Tuesday, 24 June 2014

Airlie Beach Drinking Games

July 8, 2012:

Airlie Beach is a very pretty harbour town near the Whitsundays.

We were staying the night at Nomads, a much nicer hostel than the one we stayed at in Noosa, and showered. Sweet relief!

It seemed like the right time for a night of carousing, since we would have a real opportunity to "sleep in" the next morning. Inside our Jucy van, we pulled out the table and sat around getting to know each other better and having a good time. Our van was one in a long row of camper vans, so we tried to be discrete, but it turned into one of the funniest nights of the trip.

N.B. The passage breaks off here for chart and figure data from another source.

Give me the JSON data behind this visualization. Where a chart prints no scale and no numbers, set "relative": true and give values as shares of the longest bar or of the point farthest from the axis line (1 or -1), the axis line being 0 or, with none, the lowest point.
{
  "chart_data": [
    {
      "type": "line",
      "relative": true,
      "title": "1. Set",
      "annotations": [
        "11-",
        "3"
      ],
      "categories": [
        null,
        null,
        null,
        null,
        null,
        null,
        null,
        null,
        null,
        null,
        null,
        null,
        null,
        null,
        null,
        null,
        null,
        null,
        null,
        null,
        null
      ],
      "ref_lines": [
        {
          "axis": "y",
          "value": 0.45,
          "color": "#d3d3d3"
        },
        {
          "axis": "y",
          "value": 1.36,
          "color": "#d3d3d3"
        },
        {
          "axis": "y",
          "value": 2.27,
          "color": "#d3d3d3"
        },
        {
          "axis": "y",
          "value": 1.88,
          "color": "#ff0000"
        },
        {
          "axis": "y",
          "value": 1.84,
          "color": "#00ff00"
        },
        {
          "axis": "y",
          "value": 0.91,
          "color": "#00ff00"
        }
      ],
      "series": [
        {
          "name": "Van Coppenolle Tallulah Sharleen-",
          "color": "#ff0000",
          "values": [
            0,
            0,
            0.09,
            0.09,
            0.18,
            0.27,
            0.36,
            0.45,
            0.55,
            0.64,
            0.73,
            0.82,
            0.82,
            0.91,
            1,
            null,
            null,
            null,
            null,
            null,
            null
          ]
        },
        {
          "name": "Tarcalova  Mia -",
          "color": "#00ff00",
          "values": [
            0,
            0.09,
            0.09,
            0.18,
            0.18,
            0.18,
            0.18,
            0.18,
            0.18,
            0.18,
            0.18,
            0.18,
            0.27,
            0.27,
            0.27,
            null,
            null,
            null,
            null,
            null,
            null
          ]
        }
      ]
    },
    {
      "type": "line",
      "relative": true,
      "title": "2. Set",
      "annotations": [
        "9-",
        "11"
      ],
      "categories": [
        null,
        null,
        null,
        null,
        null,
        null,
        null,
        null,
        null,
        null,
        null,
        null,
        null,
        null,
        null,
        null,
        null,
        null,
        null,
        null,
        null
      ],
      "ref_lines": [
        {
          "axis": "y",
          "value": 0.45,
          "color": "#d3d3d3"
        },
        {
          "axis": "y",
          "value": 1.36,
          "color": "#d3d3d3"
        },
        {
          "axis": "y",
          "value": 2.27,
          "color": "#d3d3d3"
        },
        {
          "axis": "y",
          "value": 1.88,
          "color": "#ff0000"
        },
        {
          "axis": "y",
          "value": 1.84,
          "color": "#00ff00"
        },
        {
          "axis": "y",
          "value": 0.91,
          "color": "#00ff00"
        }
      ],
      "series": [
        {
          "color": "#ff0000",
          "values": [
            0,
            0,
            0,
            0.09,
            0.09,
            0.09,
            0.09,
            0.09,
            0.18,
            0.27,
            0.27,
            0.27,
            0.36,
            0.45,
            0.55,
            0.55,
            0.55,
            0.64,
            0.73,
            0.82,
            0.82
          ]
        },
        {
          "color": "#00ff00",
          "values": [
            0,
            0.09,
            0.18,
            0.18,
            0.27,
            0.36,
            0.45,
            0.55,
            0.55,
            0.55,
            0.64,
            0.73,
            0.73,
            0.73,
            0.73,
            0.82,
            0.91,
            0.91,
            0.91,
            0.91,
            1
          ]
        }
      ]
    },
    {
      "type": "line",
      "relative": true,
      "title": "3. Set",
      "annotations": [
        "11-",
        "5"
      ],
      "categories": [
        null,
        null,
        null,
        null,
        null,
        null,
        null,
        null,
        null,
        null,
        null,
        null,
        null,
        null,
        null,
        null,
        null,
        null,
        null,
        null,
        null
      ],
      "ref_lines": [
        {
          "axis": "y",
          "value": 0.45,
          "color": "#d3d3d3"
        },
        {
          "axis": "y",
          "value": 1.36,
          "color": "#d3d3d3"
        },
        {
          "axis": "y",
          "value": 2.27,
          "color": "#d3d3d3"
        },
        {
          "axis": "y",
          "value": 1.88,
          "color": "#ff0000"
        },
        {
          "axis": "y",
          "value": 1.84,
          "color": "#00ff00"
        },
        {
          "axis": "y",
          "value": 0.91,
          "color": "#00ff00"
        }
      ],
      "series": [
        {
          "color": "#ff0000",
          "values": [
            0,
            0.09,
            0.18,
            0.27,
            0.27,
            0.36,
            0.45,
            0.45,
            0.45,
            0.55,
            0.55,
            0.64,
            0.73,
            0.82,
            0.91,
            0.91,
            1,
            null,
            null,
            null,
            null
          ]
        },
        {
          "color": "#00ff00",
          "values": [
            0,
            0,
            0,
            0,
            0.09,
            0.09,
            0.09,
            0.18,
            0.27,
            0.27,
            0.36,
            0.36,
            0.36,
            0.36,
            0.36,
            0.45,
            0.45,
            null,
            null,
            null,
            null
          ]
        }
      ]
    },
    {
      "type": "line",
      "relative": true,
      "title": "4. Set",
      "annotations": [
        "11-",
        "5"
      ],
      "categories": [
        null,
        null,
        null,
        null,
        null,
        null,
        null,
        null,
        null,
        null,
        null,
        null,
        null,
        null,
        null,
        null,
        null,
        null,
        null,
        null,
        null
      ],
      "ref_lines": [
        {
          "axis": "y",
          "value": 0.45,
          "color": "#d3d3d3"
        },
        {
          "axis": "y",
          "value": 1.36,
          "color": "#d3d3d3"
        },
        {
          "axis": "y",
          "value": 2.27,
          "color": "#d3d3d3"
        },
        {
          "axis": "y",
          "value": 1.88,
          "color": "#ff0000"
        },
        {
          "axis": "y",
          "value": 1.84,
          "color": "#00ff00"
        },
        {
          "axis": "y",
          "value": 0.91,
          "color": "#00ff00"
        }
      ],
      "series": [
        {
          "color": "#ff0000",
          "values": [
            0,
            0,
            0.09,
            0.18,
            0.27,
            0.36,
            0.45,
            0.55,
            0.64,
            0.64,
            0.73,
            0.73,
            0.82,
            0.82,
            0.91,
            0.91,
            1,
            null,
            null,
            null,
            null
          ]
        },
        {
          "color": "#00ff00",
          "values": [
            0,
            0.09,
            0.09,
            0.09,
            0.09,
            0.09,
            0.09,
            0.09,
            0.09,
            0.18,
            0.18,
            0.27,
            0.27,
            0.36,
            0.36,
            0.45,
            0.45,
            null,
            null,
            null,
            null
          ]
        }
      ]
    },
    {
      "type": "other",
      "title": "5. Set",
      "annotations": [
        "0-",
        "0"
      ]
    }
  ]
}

We were trying to think of good drinking games (which I do not condone, in general, but there wasn't much to do in our van) and we couldn't agree on one game that we all liked... so we took the best parts of all the games we liked and developed our own called "Rules".

Basically, the deck sits between everyone and each person takes turns drawing a card. Every time someone draws a new number, they invent a rule for it. Examples of rules included "Find a hat.", "Say something Aussie.", "Do a pirate face.", "Say three swear words.", "Lick something.", "Pretend to drink your drink.", "Make a funny face.", "Shout supercalifragilisticexpialidocious.", "Act like a chicken.", and "Do nothing." This doesn't even begin to scratch - every round resulted in 13 rules. As soon as the rule was stated, the last person to do it had to drink. Obviously we were inspired by Kings and the Thumbmaster rule. Every time that number was re-drawn, you had to remember the action or the rule, and the last person had to drink. We added other rules, such as "If you take too long to think of a rule, you drink." and "Rules can't be repeated if the game is played more than once in a row."

By the end, we were in hysterics. Our "discrete" van party turned into a shouting match - I'm sure the people in neighbouring vans were concerned for our mental health and our safety. The longer the game went on, the more difficult it became to keep the rules straight, and it became a game of not being the last one to catch on to whoever remembered the rule first. Often with drinking games, the "lightweights" can't play for long and the "heavyweights" can't catch up - somehow this game evened the playing field.

We decided to check out the hostel bar, but there was no dance floor. A guy named Bart approached us and asking if we could please come with him for a minute. We were all skeptical, but he led us to his friend, Ty, who looked like a 12-year-old member of One Direction, to write on a tank top he was wearing over his shirt. We each wrote on it, and he struck up a conversation, telling us he was also Canadian, from Toronto, but he pronounced the second T, and had an Australian accent that he blamed on having spent several months/years in Australia. It was all a bit too suspicious. No self-respecting Canadian pronounces the second T in Toronto. Eventually they copped to "hoaxing" us and said they were just trying to pick us up. K.
Jay and I attempted to escape, but they wanted to have intellectual conversations with us. As a group of University educated women studying zoology, biomedical sciences, arts & film, and French literature, we felt like rocket scientists in comparison to the 23-year-olds that drove 45 minutes into Noose every weekend to prey on tourists. We decided playing our drinking game was more entertaining, so after a quick trip to Macca's (McDonald's), we returned to the van to play two more rounds before we crashed for the night (probably in fits of giggles).